Cost Comparison Worldwide

Country — Range — Savings

--- — --- — ---

India — $15,000 – $25,000 — Save 93%

UAE — $100,000 – $200,000 — Save 87%

United States — $200,000 – $400,000 — —

United Kingdom — $150,000 – $300,000 — —

India performs the highest volume of thalassaemia BMT globally at 85–93% lower cost than the US. All figures include conditioning, stem-cell infusion, 30–45-day hospital stay, and initial post-transplant monitoring. India is the undisputed global leader for cost-effective curative thalassaemia BMT.

Recovery & Follow-up

Engraftment occurs at day 20–35 — marked by rising blood counts that become self-sustaining. Most patients can stop blood transfusions within 4–6 weeks. Iron chelation continues for 6–18 months until excess iron stores are cleared. Total hospital stay is 40–60 days; outpatient follow-up for a further 30–60 days before returning home.

Recovery Tips

  • Continue iron chelation therapy as prescribed post-BMT — iron overload is cleared slowly and chelation is essential.
  • Attend all chimerism monitoring and blood count appointments — early detection of mixed chimerism allows intervention before relapse.
  • Avoid live vaccines for at least 6 months post-BMT while immunosuppressed.
  • Growth and endocrine function should be monitored annually — BMT-related hormonal effects can occur in young patients.
  • Maintain routine dental hygiene — infection prevention is critical in the first year post-BMT.

Risks & Complications

Primary risks include graft rejection (5–10% in MUD and haploidentical transplants), graft-versus-host disease (GVHD), infection (bacterial, viral, fungal), and veno-occlusive disease of the liver from conditioning. Modern prophylaxis protocols and experienced BMT teams minimise all these risks.
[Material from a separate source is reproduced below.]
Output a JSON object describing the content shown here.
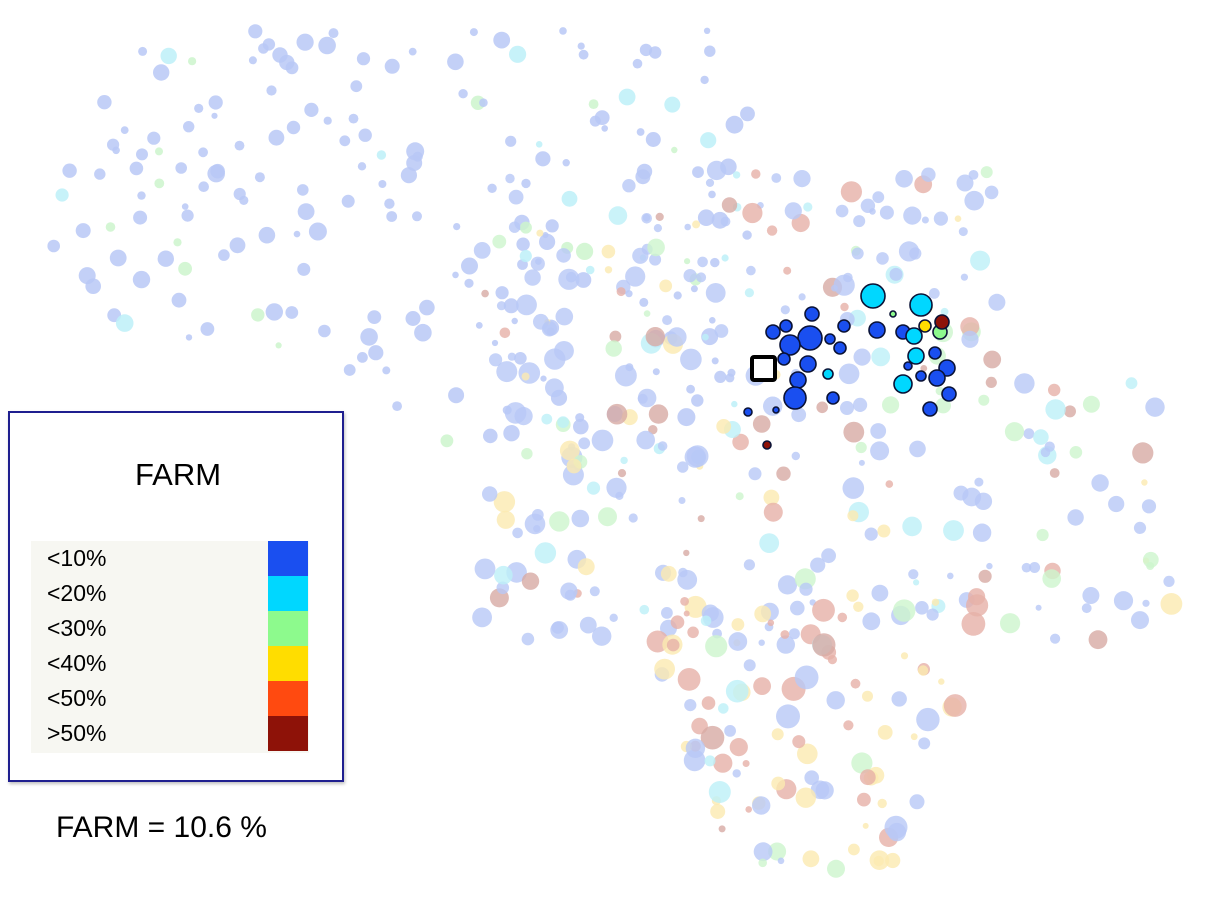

Long-term risks include endocrine effects from conditioning and iron overload monitoring requirements.

Why GAF Healthcare

Gaf Healthcare plans complete thalassaemia BMT journeys from pre-travel gene mutation analysis coordination to early HLA typing of all siblings, hospital listing at India's specialist thalassaemia BMT centres, family accommodation near the unit, and lifelong surveillance planning for post-transplant care back home.
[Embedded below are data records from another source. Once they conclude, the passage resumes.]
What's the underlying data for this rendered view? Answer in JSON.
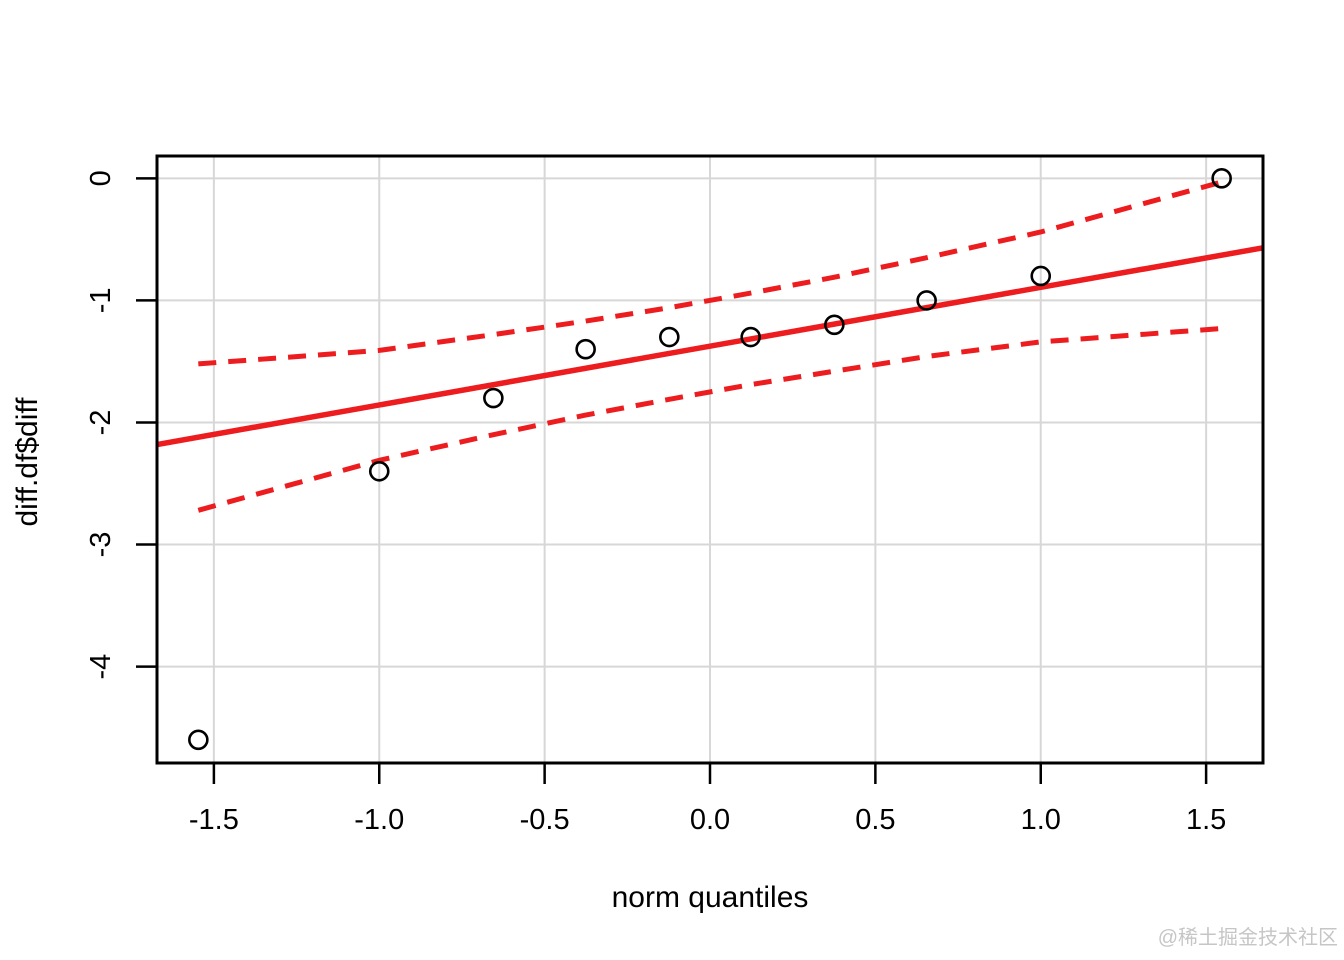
{
  "figure": {
    "watermark": "@稀土掘金技术社区"
  },
  "chart_data": {
    "type": "scatter",
    "subtype": "qq-plot-with-confidence-envelope",
    "title": "",
    "xlabel": "norm quantiles",
    "ylabel": "diff.df$diff",
    "xlim": [
      -1.672,
      1.672
    ],
    "ylim": [
      -4.79,
      0.183
    ],
    "grid": true,
    "x_ticks": [
      -1.5,
      -1.0,
      -0.5,
      0.0,
      0.5,
      1.0,
      1.5
    ],
    "x_tick_labels": [
      "-1.5",
      "-1.0",
      "-0.5",
      "0.0",
      "0.5",
      "1.0",
      "1.5"
    ],
    "y_ticks": [
      0,
      -1,
      -2,
      -3,
      -4
    ],
    "y_tick_labels": [
      "0",
      "-1",
      "-2",
      "-3",
      "-4"
    ],
    "points": {
      "x": [
        -1.547,
        -1.0,
        -0.655,
        -0.376,
        -0.123,
        0.123,
        0.376,
        0.655,
        1.0,
        1.547
      ],
      "y": [
        -4.6,
        -2.4,
        -1.8,
        -1.4,
        -1.3,
        -1.3,
        -1.2,
        -1.0,
        -0.8,
        0.0
      ]
    },
    "reference_line": {
      "slope": 0.482,
      "intercept": -1.375,
      "style": "solid"
    },
    "envelope": {
      "x": [
        -1.547,
        -1.0,
        -0.655,
        -0.376,
        -0.123,
        0.123,
        0.376,
        0.655,
        1.0,
        1.547
      ],
      "upper": [
        -1.52,
        -1.41,
        -1.28,
        -1.17,
        -1.06,
        -0.94,
        -0.81,
        -0.65,
        -0.44,
        -0.03
      ],
      "lower": [
        -2.72,
        -2.31,
        -2.1,
        -1.94,
        -1.81,
        -1.69,
        -1.58,
        -1.46,
        -1.34,
        -1.23
      ],
      "style": "dashed"
    },
    "colors": {
      "line": "#ec1c1f",
      "points": "#000000",
      "grid": "#d7d7d7",
      "axis": "#000000",
      "background": "#ffffff",
      "watermark": "#c6c6c6"
    },
    "legend": null
  }
}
Frequently Asked Questions

At what age is thalassaemia BMT most successful?

BMT in Pesaro Class I patients — typically under 10 years old — achieves thalassaemia-free survival of 90–95%. Class II achieves 80–85%. Earlier transplant gives better results by avoiding progressive iron overload organ damage.

What if no sibling donor is available?

Matched unrelated donors from international registries (DKMS, NMDP) and haploidentical parent donors using post-transplant cyclophosphamide are viable options with improving outcomes at experienced Indian centres.
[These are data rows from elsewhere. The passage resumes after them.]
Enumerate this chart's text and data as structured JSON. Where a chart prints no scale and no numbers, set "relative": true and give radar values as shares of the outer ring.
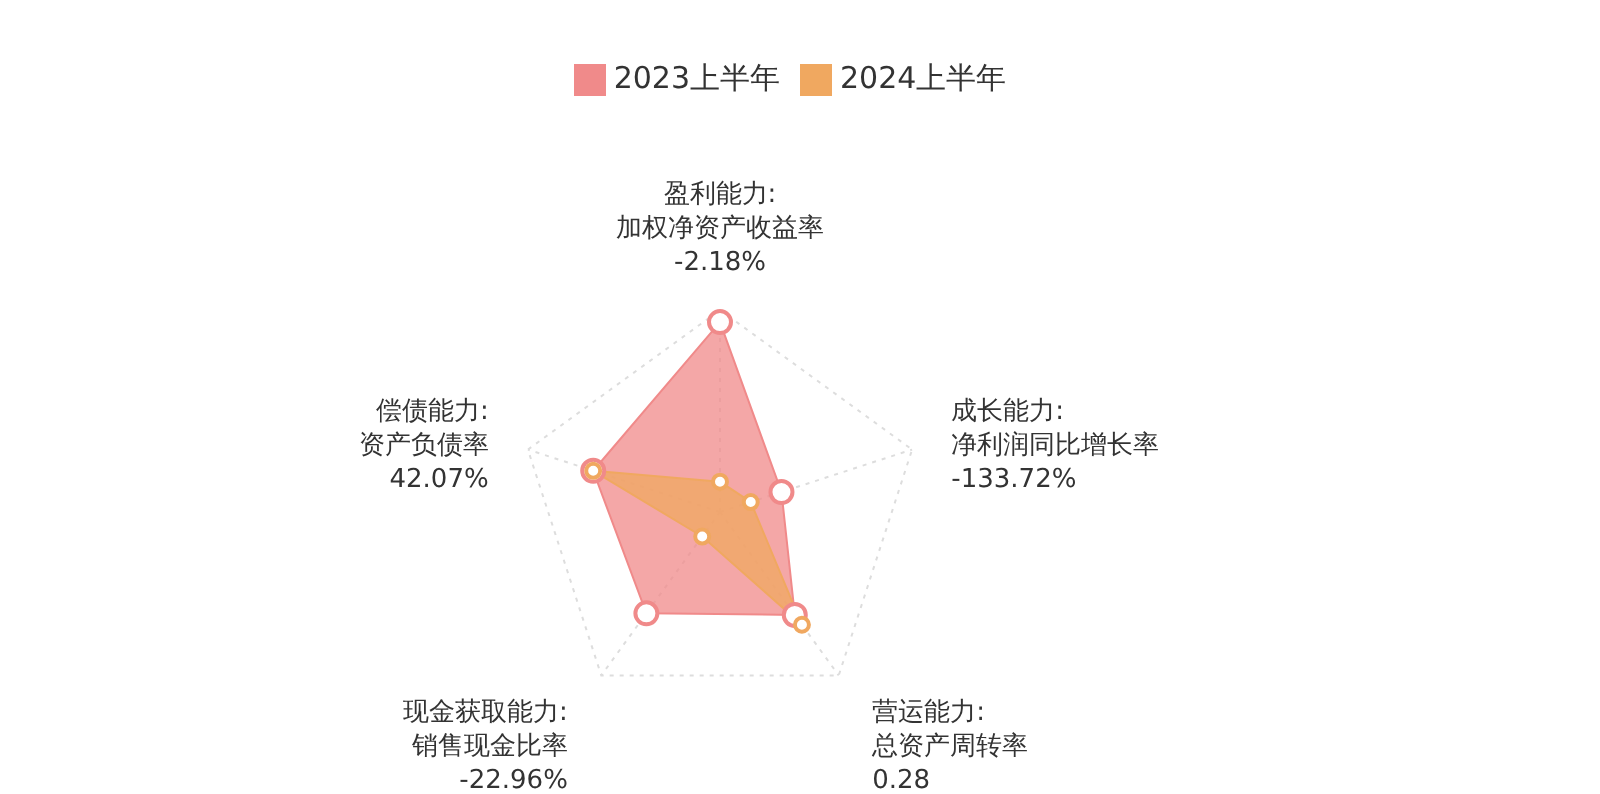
{
  "chart_data": {
    "type": "radar",
    "relative": true,
    "categories": [
      "盈利能力:\n加权净资产收益率\n-2.18%",
      "成长能力:\n净利润同比增长率\n-133.72%",
      "营运能力:\n总资产周转率\n0.28",
      "现金获取能力:\n销售现金比率\n-22.96%",
      "偿债能力:\n资产负债率\n42.07%"
    ],
    "series": [
      {
        "name": "2023上半年",
        "color": "#f08a8a",
        "values": [
          0.94,
          0.32,
          0.63,
          0.62,
          0.66
        ]
      },
      {
        "name": "2024上半年",
        "color": "#f0a860",
        "values": [
          0.15,
          0.16,
          0.69,
          0.15,
          0.66
        ]
      }
    ],
    "grid": true,
    "legend": "top",
    "marker": "circle"
  }
}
Will my child still need blood transfusions after a successful BMT?

No. A successful BMT with full donor chimerism eliminates the need for transfusions. Most patients stop transfusions within 4–6 weeks of transplant.

Is gene therapy available for thalassaemia?

Gene therapy (betibeglogene altarvovec — Zynteglo) is approved in the US and Europe but costs $2.8 million. Clinical trials are active in India. Currently, allogeneic BMT remains the most accessible curative option.

How long will my child need to stay in India?

Plan for 40–60 days in hospital plus 30–60 days of outpatient follow-up nearby. Total India stay is typically 2–3 months for uncomplicated cases. We arrange full family accommodation and support.